Are you a brown bagger? Meaning do you bring your own lunch to work? I definitely do.

It’s a money saver: $10 a day x 5 days = $50. $50 a week x 52 weeks = $2,600 saved a year (per person).

It controls your calorie intake: you’d have to pack a really big lunch to consume a restaurant portion of food.

It shortens the work day: you’re not stepping out for an hour to find your food and eat it.

And it’s much less wasteful: no oversized portions you can’t finish or carry out containers that end up in the trash.
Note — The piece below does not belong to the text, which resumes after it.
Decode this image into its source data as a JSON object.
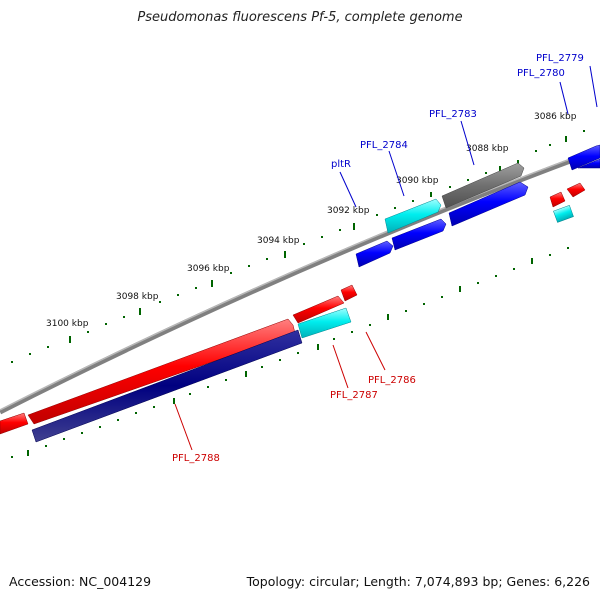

Most people cringe at the idea of bringing leftovers to work or are not motivated in the morning to make themselves a sandwich before they walk out the door. Because of the work week, the brown bagger has made lunch the most boring meal of the day. This troubles me because food should never be boring.

In an effort to keep things interesting, I’m always switching up our lunch plan for the week. I can’t even remember the last time we had a sandwich! I particularly like to get creative with salads and really enjoyed this one. By layering the ingredients, nothing gets soggy, and it travels in a Ball jar (I love that!). I put this together while making dinner and it was ready for grab’n’go the next morning.

Ingredients

  • 3/4 cup orzo
  • 1 (15-ounce) can black-eyed peas, drained and rinsed
  • 1 cup tomato, diced
  • 2 tbls chopped flat-leaf parsley
  • 2 tbls red-wine vinegar
  • 2 tbls extra-virgin olive oil, divided
  • 1 cup cucumber, halved lengthwise, cored, and diced
  • 1/2 cup pitted Kalamata olives, slivered
  • 1/3 cup thinly sliced red onion
  • 1 tsp grated lemon zest
  • 3 tbls fresh lemon juice
  • 1 tbls finely chopped oregano
  • 2 to 3 cups coarsely chopped romaine
  • 1 cup feta, crumbled
  • 4 to 8 peperoncini

Directions

  1. Cook orzo according to package instructions. Drain in a sieve and rinse under cold water until cool. Drain well.
  2. Toss black-eyed peas, tomato, and parsley with vinegar, 1 tablespoon oil, 1/2 teaspoon salt, and 1/4 teaspoon pepper. Marinate, stirring occasionally, 15 minutes.
  3. Meanwhile, toss together orzo, remaining tablespoon oil, cucumber, olives, onion, lemon zest and juice, oregano, 1/2 teaspoon salt, and 1/4 teaspoon pepper in a large bowl.
  4. Divide black-eyed-pea mixture (with juices) among jars and layer orzo salad, romaine, and feta on top. Add 1 or 2 peperoncini to each jar.